Anders ist es, wenn du dich in kleinen Schritten deiner neuen Bestleistung näherst. Dann sagt dein Instinkt: „Es ist beim vorigen Mal nicht alles kaputt gegangen, so kann ich auch eine etwas höhere Leistung zulassen.“
Alles in allem kann ich dir versichern, dass es nichts Schöneres gibt, es einmal richtig krachen und die Konkurrenz in ihren Tränen schwimmen zu lassen.

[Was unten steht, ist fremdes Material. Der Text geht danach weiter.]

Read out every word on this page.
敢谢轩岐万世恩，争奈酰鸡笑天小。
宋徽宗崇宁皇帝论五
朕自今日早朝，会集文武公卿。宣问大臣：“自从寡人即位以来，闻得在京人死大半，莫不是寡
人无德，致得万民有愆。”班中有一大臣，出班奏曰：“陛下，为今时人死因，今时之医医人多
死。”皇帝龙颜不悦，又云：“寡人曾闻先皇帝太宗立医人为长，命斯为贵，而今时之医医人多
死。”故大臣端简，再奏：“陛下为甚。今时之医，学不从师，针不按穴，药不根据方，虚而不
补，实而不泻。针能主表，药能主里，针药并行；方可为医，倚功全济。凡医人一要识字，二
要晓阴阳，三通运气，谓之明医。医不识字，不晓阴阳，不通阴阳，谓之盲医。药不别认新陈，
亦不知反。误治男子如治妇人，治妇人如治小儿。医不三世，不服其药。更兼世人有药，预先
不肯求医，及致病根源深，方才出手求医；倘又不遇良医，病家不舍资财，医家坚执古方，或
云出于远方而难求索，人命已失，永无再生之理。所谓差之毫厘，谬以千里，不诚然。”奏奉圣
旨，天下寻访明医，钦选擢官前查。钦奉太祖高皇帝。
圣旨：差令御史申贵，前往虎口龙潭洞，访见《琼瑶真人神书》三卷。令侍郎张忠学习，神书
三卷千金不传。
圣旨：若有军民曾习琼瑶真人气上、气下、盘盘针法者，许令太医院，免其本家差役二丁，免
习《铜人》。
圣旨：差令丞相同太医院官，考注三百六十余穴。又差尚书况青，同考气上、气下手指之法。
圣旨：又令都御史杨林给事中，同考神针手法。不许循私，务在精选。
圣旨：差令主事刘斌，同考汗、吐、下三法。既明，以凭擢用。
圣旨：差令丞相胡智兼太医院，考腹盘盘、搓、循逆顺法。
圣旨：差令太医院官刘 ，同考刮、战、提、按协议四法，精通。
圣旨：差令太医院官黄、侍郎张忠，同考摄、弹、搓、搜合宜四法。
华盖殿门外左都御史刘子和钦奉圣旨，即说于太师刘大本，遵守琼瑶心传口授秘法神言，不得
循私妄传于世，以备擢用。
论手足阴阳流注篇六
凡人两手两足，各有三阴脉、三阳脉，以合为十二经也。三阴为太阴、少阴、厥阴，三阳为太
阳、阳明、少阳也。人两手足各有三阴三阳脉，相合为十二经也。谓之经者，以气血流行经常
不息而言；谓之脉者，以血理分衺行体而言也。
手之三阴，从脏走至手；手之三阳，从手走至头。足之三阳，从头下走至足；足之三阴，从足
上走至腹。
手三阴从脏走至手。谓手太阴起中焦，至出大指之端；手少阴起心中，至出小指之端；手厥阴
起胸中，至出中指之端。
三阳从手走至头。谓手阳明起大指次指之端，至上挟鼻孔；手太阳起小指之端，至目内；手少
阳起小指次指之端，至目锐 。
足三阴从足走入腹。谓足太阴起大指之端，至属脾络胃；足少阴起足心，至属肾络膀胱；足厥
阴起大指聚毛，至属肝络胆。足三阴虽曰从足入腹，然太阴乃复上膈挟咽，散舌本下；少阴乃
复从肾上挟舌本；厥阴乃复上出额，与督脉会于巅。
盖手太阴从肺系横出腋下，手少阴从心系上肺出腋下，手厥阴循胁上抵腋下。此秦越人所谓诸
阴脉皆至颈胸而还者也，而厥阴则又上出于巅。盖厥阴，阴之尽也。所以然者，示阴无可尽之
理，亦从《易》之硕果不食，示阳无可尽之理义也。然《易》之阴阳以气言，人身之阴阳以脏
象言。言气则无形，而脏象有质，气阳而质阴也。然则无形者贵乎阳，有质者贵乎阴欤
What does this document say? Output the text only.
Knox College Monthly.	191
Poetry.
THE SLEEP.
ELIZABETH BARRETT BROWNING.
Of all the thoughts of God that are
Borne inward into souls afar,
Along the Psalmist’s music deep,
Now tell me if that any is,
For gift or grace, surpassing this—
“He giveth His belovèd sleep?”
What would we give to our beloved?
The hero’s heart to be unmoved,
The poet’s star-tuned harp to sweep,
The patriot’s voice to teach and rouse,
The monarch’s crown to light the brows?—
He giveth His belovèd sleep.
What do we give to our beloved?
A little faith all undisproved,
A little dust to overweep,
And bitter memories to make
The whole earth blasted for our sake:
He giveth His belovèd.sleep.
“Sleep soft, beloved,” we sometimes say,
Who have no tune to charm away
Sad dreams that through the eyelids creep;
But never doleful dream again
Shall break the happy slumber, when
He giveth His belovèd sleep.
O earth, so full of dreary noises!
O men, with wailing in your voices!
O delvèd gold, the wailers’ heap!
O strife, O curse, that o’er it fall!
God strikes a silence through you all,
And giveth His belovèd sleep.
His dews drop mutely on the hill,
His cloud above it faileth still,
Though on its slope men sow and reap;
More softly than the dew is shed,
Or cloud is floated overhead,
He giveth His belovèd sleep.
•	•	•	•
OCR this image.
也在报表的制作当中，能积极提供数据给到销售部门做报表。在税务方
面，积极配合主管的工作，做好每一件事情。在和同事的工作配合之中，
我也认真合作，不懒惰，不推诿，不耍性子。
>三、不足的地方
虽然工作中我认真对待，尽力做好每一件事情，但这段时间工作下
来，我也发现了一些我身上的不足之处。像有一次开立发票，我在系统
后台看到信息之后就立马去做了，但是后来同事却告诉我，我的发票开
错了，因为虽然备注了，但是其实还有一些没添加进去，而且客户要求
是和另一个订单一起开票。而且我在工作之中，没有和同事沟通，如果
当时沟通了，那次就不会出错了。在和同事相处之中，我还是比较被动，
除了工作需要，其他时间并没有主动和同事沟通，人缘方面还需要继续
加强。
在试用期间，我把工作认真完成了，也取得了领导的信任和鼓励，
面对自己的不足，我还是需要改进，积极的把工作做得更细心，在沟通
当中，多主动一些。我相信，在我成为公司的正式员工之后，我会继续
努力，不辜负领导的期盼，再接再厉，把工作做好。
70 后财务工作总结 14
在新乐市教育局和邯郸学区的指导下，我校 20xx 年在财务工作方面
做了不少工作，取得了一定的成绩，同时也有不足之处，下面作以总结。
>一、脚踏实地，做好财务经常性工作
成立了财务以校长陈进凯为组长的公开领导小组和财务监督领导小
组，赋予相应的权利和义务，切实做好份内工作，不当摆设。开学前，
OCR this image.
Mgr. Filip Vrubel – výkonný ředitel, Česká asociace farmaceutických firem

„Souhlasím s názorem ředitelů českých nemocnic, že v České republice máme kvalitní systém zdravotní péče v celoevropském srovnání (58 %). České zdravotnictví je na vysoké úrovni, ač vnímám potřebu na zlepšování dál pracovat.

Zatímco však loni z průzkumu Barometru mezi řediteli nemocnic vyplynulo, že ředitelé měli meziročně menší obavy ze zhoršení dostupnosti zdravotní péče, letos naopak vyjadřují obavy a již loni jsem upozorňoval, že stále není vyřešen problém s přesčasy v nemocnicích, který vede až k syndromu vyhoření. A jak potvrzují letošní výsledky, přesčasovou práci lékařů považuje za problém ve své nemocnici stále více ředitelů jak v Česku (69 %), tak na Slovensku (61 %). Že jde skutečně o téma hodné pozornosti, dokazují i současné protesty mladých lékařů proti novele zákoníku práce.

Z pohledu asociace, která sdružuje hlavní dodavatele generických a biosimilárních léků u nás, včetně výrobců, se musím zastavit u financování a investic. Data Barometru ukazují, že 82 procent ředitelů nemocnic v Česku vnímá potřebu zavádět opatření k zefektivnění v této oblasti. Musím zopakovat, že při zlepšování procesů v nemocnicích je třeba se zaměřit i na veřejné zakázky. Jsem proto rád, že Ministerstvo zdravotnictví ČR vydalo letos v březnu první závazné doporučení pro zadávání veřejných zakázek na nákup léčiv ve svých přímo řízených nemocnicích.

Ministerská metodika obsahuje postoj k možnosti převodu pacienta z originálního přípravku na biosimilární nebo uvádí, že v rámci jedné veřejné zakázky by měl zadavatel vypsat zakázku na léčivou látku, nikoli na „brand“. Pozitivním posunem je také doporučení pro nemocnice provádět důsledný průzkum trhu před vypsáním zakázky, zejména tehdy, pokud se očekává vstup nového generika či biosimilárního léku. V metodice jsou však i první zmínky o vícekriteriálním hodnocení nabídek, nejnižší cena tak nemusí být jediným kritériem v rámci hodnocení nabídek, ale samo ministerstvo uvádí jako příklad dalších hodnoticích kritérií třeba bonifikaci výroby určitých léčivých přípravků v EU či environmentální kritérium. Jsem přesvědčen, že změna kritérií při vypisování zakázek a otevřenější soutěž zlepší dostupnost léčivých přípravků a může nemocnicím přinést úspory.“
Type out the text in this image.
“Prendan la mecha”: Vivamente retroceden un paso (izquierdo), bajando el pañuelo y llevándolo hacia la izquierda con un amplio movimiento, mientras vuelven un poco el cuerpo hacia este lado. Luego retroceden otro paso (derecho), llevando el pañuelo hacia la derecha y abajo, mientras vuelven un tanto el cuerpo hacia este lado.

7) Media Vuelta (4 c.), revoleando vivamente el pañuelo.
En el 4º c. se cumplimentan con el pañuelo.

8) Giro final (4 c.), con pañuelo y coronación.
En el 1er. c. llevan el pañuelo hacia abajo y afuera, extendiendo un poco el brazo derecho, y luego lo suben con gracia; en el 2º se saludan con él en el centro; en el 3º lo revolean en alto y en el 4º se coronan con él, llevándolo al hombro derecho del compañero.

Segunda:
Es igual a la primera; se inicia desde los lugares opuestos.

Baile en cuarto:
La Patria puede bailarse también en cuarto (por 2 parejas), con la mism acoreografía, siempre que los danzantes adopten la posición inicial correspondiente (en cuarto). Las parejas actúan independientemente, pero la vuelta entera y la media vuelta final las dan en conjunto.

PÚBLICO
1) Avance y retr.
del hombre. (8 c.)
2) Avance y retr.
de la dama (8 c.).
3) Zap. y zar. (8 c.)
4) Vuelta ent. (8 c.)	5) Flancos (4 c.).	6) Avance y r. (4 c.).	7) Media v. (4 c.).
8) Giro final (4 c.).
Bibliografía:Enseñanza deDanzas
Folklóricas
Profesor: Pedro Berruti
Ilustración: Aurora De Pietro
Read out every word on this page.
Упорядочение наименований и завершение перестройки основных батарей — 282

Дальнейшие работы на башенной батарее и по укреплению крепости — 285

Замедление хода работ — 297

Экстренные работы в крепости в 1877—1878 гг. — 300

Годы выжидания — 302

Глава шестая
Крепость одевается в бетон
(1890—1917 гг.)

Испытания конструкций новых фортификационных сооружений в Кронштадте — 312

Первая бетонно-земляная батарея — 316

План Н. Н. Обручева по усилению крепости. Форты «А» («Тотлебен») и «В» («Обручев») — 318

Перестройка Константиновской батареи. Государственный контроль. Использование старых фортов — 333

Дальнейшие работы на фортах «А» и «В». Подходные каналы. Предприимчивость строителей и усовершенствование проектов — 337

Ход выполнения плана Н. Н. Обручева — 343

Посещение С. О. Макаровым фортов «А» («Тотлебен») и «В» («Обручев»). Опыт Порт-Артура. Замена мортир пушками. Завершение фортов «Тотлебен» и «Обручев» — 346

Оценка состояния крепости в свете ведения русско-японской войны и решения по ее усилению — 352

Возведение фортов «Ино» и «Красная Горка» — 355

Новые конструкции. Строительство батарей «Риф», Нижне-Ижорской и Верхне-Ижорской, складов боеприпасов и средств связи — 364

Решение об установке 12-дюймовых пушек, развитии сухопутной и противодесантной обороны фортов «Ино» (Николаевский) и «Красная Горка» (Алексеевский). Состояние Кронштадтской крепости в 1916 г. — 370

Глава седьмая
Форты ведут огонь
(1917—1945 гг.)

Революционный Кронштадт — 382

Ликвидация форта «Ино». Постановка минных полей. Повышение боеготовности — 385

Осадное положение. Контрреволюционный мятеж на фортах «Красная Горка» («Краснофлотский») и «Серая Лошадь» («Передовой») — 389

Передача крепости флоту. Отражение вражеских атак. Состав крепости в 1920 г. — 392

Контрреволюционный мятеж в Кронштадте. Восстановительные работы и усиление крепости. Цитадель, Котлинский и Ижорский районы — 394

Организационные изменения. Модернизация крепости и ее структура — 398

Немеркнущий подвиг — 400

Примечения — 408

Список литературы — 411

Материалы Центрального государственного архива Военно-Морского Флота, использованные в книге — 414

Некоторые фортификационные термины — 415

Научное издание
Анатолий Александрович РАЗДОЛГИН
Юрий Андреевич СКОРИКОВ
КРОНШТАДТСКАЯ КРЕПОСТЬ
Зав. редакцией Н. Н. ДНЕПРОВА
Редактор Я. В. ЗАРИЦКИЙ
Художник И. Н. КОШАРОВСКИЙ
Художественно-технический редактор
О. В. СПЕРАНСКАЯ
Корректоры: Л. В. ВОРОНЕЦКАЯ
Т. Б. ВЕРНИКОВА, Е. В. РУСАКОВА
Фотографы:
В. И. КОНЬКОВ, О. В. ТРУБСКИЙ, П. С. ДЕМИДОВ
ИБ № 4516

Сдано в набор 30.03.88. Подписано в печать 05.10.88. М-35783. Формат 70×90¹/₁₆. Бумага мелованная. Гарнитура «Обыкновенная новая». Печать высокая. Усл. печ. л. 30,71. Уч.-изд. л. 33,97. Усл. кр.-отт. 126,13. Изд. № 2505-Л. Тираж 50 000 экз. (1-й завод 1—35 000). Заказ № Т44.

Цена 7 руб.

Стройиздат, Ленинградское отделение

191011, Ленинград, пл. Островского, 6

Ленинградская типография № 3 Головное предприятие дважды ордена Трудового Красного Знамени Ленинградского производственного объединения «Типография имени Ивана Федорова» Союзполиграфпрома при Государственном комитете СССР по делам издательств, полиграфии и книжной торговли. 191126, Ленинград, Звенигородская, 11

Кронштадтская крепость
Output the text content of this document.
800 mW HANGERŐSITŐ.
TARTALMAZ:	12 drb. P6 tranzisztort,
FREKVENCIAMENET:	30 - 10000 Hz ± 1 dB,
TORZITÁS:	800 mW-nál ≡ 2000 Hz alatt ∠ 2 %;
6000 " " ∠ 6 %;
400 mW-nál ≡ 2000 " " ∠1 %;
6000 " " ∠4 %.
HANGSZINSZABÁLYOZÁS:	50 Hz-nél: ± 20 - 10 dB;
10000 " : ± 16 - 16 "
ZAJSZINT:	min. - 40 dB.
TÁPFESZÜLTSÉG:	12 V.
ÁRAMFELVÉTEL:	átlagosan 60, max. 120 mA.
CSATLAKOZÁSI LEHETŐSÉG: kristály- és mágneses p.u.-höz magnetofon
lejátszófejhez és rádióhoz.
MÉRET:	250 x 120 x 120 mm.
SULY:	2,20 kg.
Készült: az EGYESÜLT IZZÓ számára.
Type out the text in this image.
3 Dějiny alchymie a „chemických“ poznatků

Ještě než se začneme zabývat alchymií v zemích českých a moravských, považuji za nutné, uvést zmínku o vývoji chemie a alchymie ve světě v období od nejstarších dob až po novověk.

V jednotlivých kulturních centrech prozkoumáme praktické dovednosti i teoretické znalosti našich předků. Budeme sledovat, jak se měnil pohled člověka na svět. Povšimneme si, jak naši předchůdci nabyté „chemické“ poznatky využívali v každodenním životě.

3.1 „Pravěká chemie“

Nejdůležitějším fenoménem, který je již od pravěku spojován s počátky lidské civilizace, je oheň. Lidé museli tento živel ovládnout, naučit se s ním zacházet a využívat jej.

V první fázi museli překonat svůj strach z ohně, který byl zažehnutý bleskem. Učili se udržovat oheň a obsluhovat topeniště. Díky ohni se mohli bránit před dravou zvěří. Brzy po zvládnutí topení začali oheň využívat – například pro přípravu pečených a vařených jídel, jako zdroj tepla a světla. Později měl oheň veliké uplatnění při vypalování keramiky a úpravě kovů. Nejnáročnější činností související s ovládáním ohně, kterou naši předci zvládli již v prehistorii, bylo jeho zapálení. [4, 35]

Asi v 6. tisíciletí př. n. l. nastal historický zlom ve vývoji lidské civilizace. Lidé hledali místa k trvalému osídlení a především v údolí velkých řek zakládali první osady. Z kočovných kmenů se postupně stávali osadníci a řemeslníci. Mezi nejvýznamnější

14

Und genauso sicher ist, dass dein Gemüt nicht besonders fröhlich ist, wenn du dann weit weg von der erhofften Zeit bleibst.
Und ganz sicher ist es auch kein schöner Anblick, wenn du in das Ziel kommst und Holger tanzt dort schon im Wechsel Tango, Rock ‚n‘ Roll und Gangnam Style. Und dann dieses Grinsen noch!
Das Beste aber ist für dich ist, wenn du ein langes und erfolgreiches der Läufer- oder Läuferinnenleben anstrebst, deine persönlichen Rekorde in kleinen Schritten versuchst zu verbessern. Du begibst dich seltener in Versagensgefahr und die Freude eine Bestzeit zu laufen, kommt deutlich öfter vorbei.